I don’t think it’s a heresy nor a bad thing that Bibles have the supposed words of Jesus highlighted in red. Not only that but I don’t see a problem with giving the words and actions of Jesus priority in Biblical theology and ethics. That doesn’t mean that only his words and actions matter, though.
Bryan L
Ah – but you say “words and actions” which is exactly what red letter Bibles don’t do.
My point was in response to #2 in that I can see why Jesus words would be highlighted and given priority. I just added his actions in there as well to point out that those are important as well. I don’t think it would be helpful to highlight them though since often people like the word highlighted because it’s easier to find and quote.
That would be too much red then. Plus people like to quote Jesus’s word not his actions so it makes it easier to find when they’re in red.
Sorry I didn’t mean to post twice and I only intended the 2nd comment
I don’t know if it’s the worst heresy (in fact, I’m not sure it’s a heresy). I do know that I don’t own any “red letter bibles” and I recommend/caution against them (reasons #2 and #3 being primary in my mind).
I guess it depends whether you think 2 & 3 are heresies. On balance I do, but the “H” word always encourages readers!
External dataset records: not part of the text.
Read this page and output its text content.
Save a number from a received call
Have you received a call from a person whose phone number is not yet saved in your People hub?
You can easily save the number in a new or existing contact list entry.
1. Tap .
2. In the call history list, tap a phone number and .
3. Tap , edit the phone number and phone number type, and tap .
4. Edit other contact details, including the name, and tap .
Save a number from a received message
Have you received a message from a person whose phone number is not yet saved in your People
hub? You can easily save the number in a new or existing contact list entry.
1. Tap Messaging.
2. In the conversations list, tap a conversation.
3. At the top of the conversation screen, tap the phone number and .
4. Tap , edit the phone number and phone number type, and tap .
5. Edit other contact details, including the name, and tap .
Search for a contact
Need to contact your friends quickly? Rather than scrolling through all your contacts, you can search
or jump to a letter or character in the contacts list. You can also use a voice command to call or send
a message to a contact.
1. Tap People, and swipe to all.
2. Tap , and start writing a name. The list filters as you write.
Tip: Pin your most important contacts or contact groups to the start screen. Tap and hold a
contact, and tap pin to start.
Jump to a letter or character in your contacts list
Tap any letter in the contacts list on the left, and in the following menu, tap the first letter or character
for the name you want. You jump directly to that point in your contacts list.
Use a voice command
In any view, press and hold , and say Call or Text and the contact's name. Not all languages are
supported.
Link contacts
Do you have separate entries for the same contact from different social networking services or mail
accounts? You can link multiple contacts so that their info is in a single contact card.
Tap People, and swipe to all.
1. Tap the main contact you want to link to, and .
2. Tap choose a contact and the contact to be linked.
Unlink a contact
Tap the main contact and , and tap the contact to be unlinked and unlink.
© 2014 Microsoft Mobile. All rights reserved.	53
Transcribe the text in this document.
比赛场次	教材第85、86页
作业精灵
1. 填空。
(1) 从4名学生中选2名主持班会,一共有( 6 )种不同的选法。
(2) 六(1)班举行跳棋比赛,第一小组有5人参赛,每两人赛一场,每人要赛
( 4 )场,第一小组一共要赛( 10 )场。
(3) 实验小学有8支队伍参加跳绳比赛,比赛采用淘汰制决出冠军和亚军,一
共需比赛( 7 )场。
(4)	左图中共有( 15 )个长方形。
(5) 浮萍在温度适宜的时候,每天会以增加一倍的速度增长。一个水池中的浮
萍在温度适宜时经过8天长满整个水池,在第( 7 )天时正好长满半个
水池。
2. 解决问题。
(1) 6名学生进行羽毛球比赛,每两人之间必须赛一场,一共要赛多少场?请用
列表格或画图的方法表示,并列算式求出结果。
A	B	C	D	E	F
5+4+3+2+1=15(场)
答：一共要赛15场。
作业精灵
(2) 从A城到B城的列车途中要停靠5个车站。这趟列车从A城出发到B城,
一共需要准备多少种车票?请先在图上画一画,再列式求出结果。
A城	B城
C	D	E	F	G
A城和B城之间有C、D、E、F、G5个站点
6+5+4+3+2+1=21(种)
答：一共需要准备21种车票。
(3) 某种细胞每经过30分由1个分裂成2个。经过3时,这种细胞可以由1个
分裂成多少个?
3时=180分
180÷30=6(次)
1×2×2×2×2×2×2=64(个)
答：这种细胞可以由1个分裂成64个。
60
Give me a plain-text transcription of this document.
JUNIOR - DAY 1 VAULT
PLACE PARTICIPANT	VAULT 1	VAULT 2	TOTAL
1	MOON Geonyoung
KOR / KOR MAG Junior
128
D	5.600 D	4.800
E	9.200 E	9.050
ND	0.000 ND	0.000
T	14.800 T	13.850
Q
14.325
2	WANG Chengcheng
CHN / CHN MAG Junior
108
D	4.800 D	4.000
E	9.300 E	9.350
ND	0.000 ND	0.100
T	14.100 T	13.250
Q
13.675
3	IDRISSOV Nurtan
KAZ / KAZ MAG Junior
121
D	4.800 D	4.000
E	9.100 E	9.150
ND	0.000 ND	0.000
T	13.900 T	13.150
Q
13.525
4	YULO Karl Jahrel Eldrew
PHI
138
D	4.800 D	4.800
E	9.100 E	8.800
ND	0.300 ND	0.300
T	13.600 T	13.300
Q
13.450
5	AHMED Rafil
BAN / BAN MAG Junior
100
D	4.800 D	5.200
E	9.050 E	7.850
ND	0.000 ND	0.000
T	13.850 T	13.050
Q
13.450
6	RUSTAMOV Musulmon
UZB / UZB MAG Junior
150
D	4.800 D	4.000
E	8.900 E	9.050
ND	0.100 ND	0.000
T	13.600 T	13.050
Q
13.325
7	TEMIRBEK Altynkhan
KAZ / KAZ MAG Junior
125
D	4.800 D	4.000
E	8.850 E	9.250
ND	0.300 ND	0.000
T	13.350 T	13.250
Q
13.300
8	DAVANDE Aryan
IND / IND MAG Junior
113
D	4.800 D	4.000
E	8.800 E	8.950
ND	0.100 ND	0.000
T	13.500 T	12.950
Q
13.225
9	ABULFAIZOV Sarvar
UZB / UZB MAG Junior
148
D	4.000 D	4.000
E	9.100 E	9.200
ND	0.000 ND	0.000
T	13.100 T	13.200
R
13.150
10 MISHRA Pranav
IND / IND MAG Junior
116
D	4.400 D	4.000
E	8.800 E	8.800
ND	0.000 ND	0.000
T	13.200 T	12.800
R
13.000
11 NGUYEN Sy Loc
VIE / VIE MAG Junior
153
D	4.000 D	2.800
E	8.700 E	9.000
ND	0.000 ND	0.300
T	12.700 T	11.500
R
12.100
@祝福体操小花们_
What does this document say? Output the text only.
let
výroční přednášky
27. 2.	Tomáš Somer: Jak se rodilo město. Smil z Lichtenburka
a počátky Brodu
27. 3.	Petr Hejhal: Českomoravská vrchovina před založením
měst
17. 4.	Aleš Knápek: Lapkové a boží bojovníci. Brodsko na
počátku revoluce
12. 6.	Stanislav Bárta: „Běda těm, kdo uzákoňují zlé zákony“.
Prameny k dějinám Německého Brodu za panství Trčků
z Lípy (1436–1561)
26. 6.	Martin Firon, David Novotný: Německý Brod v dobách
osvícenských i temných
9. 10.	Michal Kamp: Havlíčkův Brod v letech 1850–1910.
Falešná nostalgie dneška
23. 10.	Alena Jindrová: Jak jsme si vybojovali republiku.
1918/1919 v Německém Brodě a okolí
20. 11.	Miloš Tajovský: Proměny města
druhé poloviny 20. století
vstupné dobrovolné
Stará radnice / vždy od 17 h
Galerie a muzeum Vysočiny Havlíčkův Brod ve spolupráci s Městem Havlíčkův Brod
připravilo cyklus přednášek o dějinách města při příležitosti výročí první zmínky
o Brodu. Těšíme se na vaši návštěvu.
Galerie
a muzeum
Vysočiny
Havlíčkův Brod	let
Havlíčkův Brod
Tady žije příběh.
Complete rubbish. See here http://evangelicaltextualcriticism.blogspot.com/2008/05/in-defence-of-red-letter-bibles.html
Peter, I think you need to reverse the order of the sentences in your comment.
Hahaha.
OK: ‘Rubbish, complete. Here, see http://evangelicaltextualcriticism.blogspot.com/2008/05/in-defence-of-red-letter-bibles.html‘
I had in mind: “See here http://evangelicaltextualcriticism.blogspot.com/2008/05/in-defence-of-red-letter-bibles.html. Complete rubbish.
I was resisting the intentional fallacy.
I’m afraid these reasons also argue against the modern practice of using quotation marks in the narrative. How would you distinguish the use of quotation marks from the use of red-letter? Or are both bad?
Personally, I think the Message paraphrase is hands-down the worst evangelical heresy I’ve ever read recently.